As the school year is well under way, your childcare needs may have lessened—especially when it comes to your full time nanny has always helped rear the little ones.  

If you still need some help (but can’t justify a $3,000 monthly fee now that the kids are in school several hours a day), consider sharing your longtime nanny with another family.

Shares take many forms. With some, one nanny will split her time between two families evenly; in others, one family’s needs may be much greater than the other, so the sitter will spend most of her time with one set of children vs. the other.

A good arrangement can help you manage your expenses while keeping an important person in your child’s life. Here are a few tips on making a nanny share work—so you don’t need a “nannyvention” later. (Choosing a nanny for the first time? Check out more tips here!)

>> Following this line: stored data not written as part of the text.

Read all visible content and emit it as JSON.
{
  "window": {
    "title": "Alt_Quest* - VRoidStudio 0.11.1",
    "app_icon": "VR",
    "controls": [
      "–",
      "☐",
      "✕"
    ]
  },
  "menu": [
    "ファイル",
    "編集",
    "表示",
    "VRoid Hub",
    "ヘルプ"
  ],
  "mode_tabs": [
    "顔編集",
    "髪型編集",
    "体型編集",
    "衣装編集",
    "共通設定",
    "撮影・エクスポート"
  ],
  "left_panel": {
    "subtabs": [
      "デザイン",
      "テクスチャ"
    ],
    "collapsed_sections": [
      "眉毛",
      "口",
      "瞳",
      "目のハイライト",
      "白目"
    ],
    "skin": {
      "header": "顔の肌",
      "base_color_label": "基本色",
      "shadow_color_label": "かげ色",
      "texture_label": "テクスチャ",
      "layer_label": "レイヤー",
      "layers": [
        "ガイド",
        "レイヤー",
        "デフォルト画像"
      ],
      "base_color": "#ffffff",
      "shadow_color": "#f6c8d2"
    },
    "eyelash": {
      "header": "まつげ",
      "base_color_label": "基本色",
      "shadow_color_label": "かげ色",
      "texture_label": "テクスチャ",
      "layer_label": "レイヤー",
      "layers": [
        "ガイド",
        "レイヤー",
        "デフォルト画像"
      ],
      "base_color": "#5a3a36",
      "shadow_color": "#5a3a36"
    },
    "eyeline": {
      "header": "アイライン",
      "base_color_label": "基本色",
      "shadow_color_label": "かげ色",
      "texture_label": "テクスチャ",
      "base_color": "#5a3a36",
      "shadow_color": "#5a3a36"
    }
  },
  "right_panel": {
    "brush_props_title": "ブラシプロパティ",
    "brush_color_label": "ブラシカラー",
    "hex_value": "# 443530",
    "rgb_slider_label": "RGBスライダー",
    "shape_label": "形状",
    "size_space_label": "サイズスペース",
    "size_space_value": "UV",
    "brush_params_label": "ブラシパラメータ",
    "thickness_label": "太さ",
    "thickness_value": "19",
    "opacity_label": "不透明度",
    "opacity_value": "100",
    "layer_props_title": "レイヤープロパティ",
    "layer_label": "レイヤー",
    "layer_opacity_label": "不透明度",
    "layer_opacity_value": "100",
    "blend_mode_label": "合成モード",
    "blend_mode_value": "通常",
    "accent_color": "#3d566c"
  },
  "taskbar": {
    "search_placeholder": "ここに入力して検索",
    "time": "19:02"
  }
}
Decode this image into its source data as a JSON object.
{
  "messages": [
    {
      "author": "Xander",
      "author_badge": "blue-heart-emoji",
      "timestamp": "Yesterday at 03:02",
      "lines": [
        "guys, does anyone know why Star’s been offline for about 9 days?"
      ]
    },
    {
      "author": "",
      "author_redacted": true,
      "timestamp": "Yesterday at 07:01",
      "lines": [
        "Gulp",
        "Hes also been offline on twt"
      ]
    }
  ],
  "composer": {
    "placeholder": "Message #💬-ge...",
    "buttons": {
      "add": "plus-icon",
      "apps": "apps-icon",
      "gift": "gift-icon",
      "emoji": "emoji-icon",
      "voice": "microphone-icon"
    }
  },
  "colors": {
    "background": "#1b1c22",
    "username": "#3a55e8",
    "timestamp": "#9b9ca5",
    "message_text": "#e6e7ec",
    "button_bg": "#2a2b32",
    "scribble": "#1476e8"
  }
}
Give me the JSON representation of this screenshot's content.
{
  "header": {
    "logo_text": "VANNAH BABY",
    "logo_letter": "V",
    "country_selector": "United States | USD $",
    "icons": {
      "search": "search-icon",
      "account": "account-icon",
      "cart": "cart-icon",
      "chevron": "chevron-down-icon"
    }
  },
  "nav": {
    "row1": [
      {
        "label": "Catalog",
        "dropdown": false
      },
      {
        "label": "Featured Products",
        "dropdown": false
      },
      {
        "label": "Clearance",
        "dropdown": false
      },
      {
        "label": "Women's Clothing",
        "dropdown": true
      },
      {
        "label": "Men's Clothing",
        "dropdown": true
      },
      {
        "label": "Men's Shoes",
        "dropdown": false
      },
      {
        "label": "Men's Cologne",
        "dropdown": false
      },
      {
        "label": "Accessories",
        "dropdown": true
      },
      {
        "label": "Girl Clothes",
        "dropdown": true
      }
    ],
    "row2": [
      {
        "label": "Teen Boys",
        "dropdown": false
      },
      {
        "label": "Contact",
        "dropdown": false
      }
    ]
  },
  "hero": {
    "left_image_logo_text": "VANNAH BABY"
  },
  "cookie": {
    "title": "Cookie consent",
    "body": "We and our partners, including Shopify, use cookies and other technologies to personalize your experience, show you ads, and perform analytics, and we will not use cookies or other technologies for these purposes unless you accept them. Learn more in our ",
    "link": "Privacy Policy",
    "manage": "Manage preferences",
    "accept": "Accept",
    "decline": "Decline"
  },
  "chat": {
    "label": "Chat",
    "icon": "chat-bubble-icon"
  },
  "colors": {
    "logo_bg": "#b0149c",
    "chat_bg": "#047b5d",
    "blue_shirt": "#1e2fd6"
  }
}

1) Make sure your sitter is willing to divide her time between two families. If she’s iffy on the offer, you may need to bump up her pay an extra 15% or so to compensate for the unorthodox situation. Point out that not only does she get to stay with a family she trusts and children she loves, but she’ll have a diversified income: two sources v. just one.

2) If you are interested in sharing your nanny with another family, iron out that family’s needs before you approach the sitter so you’ll be ensured that the share will work for you.

3) Establish with your partner family your own hours and determine that any hours over and above that will be considered overtime. Say your nanny wants a 40-hour week–you need her for 30, and the partner family takes her for 10. Any hours over the 30 for which you use her, you pay overtime. Any hours over 10, they pay. The 40 hours aren’t fungible or divided up between the two families. (Also establish whether one family may borrow time from another family.)

4) When it comes to vacation time, establish with each other—and your sitter—whether both families will take the same week off, giving her five consecutive days of leave or whether each family’s vacation will be different.

5) Establish what will happen when one family ultimately leaves the share so as to not leave the other family or the sitter in a bind.

6) Agree to revisit the share arrangements on a yearly or semi-yearly basis, since family needs shift over time.

7) Shares work best when the nanny earns the same from both families. It could make for a sticky situation if one family pays taxes and benefits and the other doesn’t—or it could afford her a better situation because she is accruing benefits while also getting cash under the table.

8) Especially in the beginning, periodically touch base with the other family (and the nanny) to make sure the share is working for everyone.

Though I’ve not used it, Share Our Nanny is a source for local nanny shares.

While swaps work best when families know each other, that’s not mandatory. If you don’t know the other family well, you may consider documenting the fine points such as payment, vacation days, and sick day policies. If you are friendly with the other family, a verbal agreement may suffice.